Fracking fracturing Democrat unity in some states
“You know, slavery had a lot of economic benefits, but it had an ethical problem.” That was anti-fracking activist Weston Wilson on Monday pushing a ban on hydraulic fracturing in Colorado by asserting that oil and gas development is equivalent to slavery.The anti energy left is willing to use dishonesty to achieve their objectives. They are also willing to use economic ignorance as the comments about slavery suggest. Slavery had few if any economic benefits. There was no incentive to increase productivity on the part of the workers other than negative punishment which is not near as motivational as profits for workers. What the anti energy left is proposing in Colorado is restrictions that will make the state poorer.
Such vitriolic ideology is intensifying as politics in swing-state Colorado ramps up to this year’s midterm elections. Politico Magazine headlined a report, “How Fracking Could Break Colorado Democrats.”
Party loyalty is rapidly dissolving in the acid of anti-fracking ballot initiatives funded by Colorado’s outspoken billionaire Rep. Jared Polis and outside Big Green money, both targeting the state’s $29 billion annual petroleum industry.
Activists who successfully passed fracking bans in several Colorado cities have turned on incumbent Democratic Sen. Mark Udall — whose reelection results could determine control of the Senate — because he positioned himself as “a champion of Colorado's natural gas industry” in a move to expand a foreign aid package moving through the Senate to allow more liquid natural gas exports.
In a phone conversation, I asked Denver-based independent political pollster Floyd Ciruli about Udall’s situation. He said the arrival of Republican Rep. Cory Gardner into the Senate race against Udall was a game-changer. “Gardner is running only two points behind Udall now, and this is going to be a huge battle — and so is the cluster of Jared Polis initiatives.”
I came away with the impression that this is the “Fracking Election.”
What’s really at stake here? I asked Simon Lomax, western director of Energy In Depth, a program of the Independent Petroleum Association of America. He pointed out in an email the central fact nobody’s talking about: “You cannot produce oil or natural gas in Colorado without hydraulic fracturing, and that’s been the case for decades.”
Detailed estimates how much Colorado drilling requires fracking technology range in the high 90th percentile. But for all practical purposes, the proposed ban on fracking is, as Lomax says, really a ban on all oil and natural gas production in the state.
And that’s exactly what Colorado’s treacherous far-left greenies want: for the public to believe that their initiatives simply let communities decide whether to allow drilling in their neighborhood. They’re deliberately and effectively misleading voters: “local control” is a concept that polls high — above 60 percent.

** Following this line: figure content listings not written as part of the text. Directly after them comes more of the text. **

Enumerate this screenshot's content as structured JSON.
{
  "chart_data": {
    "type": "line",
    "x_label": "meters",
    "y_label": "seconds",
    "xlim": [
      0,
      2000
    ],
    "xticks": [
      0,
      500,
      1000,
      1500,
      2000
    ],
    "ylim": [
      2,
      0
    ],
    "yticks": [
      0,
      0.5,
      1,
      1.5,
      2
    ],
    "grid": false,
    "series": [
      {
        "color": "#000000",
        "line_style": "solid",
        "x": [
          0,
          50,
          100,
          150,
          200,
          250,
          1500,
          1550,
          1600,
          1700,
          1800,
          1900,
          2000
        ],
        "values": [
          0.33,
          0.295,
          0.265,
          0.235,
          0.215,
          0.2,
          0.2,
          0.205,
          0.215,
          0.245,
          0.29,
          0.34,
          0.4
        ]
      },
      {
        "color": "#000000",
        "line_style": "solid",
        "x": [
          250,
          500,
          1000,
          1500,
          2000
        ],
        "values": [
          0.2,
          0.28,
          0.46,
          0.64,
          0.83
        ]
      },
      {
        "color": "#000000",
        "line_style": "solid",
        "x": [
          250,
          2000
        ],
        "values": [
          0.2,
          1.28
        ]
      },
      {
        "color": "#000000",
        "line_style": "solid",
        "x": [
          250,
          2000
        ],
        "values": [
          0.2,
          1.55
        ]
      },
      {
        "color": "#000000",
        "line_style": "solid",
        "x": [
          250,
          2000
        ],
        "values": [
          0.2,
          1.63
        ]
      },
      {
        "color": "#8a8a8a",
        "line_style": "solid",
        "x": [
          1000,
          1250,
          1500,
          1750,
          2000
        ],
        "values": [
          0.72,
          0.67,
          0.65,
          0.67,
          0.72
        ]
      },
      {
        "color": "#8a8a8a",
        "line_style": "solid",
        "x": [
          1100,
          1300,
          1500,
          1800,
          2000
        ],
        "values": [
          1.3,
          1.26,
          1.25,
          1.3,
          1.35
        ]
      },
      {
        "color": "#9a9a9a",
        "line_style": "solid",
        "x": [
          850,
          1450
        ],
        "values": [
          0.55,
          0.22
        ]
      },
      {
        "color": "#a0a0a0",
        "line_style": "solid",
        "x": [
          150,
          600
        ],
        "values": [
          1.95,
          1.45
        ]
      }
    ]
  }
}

Michael Sandoval, investigative reporter with Denver’s Independence Institute, obtained proof of that assertion: the audio of a national anti-fracking strategy conference call dubbed “Join the Call to Ban Fracking.” The call was convened by Americans Against Fracking and included remarks by Local Control Colorado activist Kaye Fissinger plainly stating activists are looking to ban hydraulic fracturing in the state, despite public protestations that this is not the case.